A few weeks after the completion certificate has been issued, it’s a good idea to walk around the house with your builder to make a note of all of the minor details that need rectifying. This is known as ‘snagging’. This can be anything from poor paintwork to badly hung doors, broken window-catches and faulty sockets – but you may find more serious defects. This is a crucial stage; do it right and you could save yourself thousands of pounds – do it wrong and you could end up with a problem property.
Hopefully, you’ll have agreed with your contractor to hold back a ‘retainer’ – either the final payment or a percentage of the build cost – from the outset. Once the snagging list has been agreed, the builder can carry out the necessary repairs and you can release any final payments.
Any significant structural defects that aren’t immediately apparent will usually appear in the first two years after completion. A structural warranty (sometimes referred to as latent defects insurance) is the conventional method of covering these risks. Throughout the build, your warranty provider will have been visiting at regular intervals to confirm that the house has been built to a satisfactory standard at each stage and issue certificates to this effect.
At the completion stage you will receive the final certificate – this shows that your house is now officially complete and covered by the warranty. Keep this record safe – it is a highly important document that should remain with the house paperwork and be passed on to any subsequent owner.

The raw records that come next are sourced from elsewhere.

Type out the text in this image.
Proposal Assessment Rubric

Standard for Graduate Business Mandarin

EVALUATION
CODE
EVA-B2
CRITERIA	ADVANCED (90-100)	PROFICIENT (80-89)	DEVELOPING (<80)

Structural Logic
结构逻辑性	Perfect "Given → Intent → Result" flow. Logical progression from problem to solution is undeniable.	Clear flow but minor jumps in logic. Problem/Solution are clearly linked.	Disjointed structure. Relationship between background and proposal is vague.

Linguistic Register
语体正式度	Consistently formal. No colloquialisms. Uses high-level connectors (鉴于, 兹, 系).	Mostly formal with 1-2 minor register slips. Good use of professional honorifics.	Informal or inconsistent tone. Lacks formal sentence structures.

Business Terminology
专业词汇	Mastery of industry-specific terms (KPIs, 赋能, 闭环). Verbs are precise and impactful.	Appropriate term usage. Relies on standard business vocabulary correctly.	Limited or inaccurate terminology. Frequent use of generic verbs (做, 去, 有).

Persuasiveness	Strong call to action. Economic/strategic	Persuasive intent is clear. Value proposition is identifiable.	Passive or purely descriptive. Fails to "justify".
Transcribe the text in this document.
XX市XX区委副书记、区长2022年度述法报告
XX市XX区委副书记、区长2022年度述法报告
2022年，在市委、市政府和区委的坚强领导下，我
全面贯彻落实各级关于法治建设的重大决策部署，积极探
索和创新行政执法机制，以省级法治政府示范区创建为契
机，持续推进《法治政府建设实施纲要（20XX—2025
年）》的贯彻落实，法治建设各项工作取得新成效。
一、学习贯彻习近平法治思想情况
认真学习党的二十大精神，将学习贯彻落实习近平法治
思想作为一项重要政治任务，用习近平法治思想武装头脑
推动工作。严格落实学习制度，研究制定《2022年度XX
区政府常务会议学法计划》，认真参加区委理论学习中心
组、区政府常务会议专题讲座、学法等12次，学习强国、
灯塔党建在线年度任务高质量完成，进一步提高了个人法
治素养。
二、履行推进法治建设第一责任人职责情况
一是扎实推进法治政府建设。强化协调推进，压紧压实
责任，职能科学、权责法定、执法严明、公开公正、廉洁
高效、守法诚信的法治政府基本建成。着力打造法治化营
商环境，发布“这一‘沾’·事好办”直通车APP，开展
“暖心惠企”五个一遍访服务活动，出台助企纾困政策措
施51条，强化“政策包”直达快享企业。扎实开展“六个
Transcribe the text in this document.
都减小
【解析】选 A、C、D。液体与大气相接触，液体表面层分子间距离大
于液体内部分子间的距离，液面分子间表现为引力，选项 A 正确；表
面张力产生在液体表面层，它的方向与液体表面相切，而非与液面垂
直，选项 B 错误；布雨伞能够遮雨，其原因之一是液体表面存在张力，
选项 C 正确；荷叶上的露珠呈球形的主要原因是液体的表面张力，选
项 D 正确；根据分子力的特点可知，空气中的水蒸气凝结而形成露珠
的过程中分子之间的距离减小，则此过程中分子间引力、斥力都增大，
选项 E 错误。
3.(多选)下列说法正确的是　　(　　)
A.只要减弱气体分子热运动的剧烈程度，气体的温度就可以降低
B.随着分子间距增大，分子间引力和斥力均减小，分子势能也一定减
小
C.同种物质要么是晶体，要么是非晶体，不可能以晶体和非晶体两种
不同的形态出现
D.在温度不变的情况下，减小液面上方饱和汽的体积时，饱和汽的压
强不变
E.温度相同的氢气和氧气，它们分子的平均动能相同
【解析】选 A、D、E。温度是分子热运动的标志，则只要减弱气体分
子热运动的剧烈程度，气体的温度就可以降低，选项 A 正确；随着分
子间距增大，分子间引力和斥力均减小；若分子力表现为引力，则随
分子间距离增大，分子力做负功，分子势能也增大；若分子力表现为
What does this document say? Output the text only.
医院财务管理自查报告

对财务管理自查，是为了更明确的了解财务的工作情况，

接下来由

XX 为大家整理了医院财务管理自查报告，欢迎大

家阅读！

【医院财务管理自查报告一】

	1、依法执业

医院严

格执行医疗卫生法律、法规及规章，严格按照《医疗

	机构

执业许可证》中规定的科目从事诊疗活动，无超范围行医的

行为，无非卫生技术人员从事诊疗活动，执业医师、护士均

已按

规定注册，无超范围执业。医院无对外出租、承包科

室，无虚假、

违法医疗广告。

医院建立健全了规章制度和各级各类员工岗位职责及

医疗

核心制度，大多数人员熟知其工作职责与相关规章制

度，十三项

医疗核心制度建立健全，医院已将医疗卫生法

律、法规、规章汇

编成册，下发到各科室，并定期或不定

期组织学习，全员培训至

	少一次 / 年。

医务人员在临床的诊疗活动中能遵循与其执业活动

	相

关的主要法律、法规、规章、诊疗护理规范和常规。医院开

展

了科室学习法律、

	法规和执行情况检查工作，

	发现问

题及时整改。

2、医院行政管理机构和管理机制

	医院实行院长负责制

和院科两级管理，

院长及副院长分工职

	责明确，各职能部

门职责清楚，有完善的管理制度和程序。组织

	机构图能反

Warranties will pay out to put right any physical damage caused by defects in the structure, such as in the foundations or load-bearing elements, as well as for reasonable living costs incurred during the remedial work. Standard warranties last for 10 years and are invariably charged as a single premium. They will cost anything from £1,500 to £5,000, depending on the size of your house and complexity of the project.
Now that your build is over, it’s time to claw some cash back. Once the formal completion certificate has been issued you have a three-month window in which to submit your VAT claim – download the relevant forms (VAT 431 NB) from www.hmrc.gov.uk/vat. You can only make one claim so it’s essential that you include everything that’s relevant. You must attach the following with your request:
VAT invoices must be valid and show the correct rate of tax or they won’t be accepted. HMRC will acknowledge receipt of your claim by letter within 10 working days. They should also ask any questions they have about your claim at the same time. You will normally get your refund within 30 banking days of them receiving your forms.
You’ll be refunded VAT on the materials used on your self build – you can also claim for a detached garage, boundary fences and walls, in addition to driveways. HMRC has a strict definition of what constitutes building materials. They must be incorporated into the property itself or into the site; basically, items that you can’t remove without using tools and damaging the building and/or the goods themselves. However, there are a number of exceptions. Items such as carpets, fitted furniture, some electrical and gas appliances do not count as building materials. VAT paid out on goods bought within the EU is recoverable at the rate paid in the country of procurement, at the sterling exchange rate on the day of purchase.
All labour should be zero-rated at the time of the build, so does not form part of the reclaim procedure – make sure you are not charged for this in the first place. You also cannot get money back on VAT paid out for services, such as tool hire.